Currently, making videos with AI is getting really good, but it's hard to precisely control everything. Existing methods struggle with controlling multiple people at once, making their movements look natural at different levels of detail, and keeping everyone looking like themselves throughout the video. Often, you get blurry movements or people start to look different than they should.

What's the solution?

DreamVideo-Omni tackles this in two main steps. First, it learns to understand different types of instructions – how people look, big movements, small details, and camera angles – all at the same time. It uses a special coding system to help these different instructions work together and makes sure the main movements are followed. To keep track of who's who, it assigns unique 'tags' to each person and their actions. Second, it refines the video by checking if the people still look like themselves, using a system that rewards the AI for keeping identities consistent and natural, even while they're moving.

Why it matters?

This research is important because it brings us closer to being able to easily create realistic and customized videos with AI. Imagine being able to direct a video with specific actions for each person, and having the AI flawlessly execute it while maintaining everyone’s appearance. This has potential applications in filmmaking, special effects, and even personalized content creation.

Abstract

While large-scale diffusion models have revolutionized video synthesis, achieving precise control over both multi-subject identity and multi-granularity motion remains a significant challenge. Recent attempts to bridge this gap often suffer from limited motion granularity, control ambiguity, and identity degradation, leading to suboptimal performance on identity preservation and motion control.

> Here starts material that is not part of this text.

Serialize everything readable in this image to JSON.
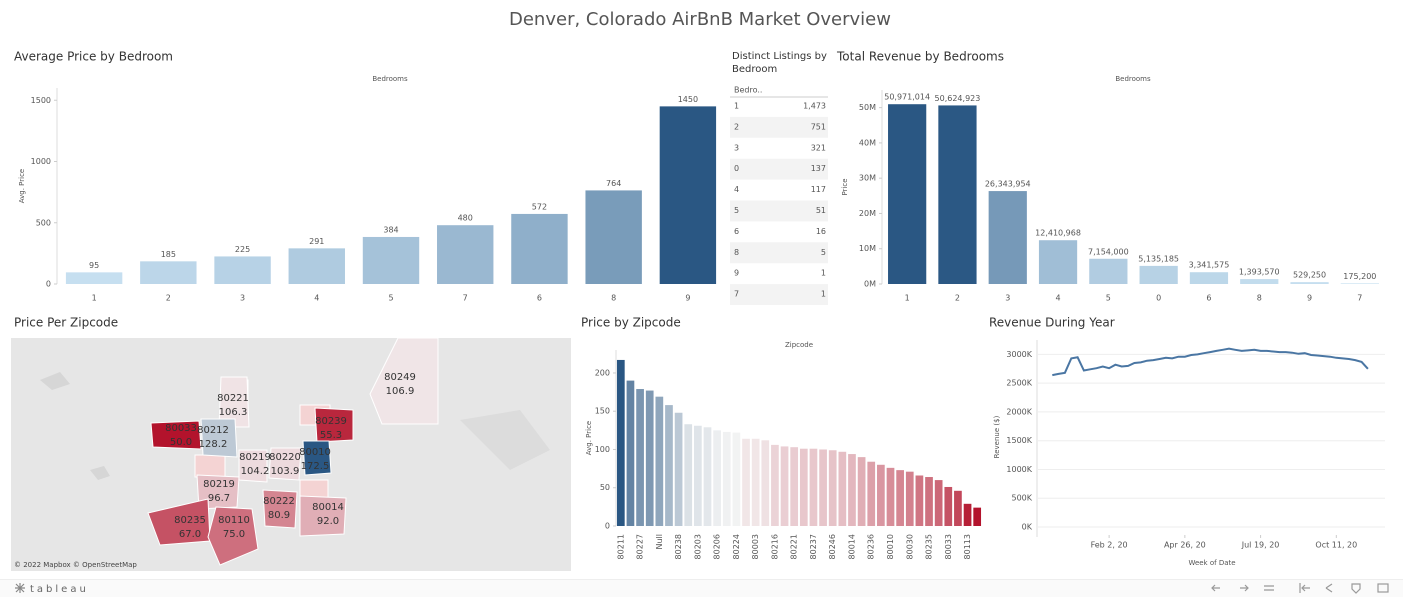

In this work, we present DreamVideo-Omni, a unified framework enabling harmonious multi-subject customization with omni-motion control via a progressive two-stage training paradigm. In the first stage, we integrate comprehensive control signals for joint training, encompassing subject appearances, global motion, local dynamics, and camera movements. To ensure robust and precise controllability, we introduce a condition-aware 3D rotary positional embedding to coordinate heterogeneous inputs and a hierarchical motion injection strategy to enhance global motion guidance. Furthermore, to resolve multi-subject ambiguity, we introduce group and role embeddings to explicitly anchor motion signals to specific identities, effectively disentangling complex scenes into independent controllable instances. In the second stage, to mitigate identity degradation, we design a latent identity reward feedback learning paradigm by training a latent identity reward model upon a pretrained video diffusion backbone. This provides motion-aware identity rewards in the latent space, prioritizing identity preservation aligned with human preferences. Supported by our curated large-scale dataset and the comprehensive DreamOmni Bench for multi-subject and omni-motion control evaluation, DreamVideo-Omni demonstrates superior performance in generating high-quality videos with precise controllability.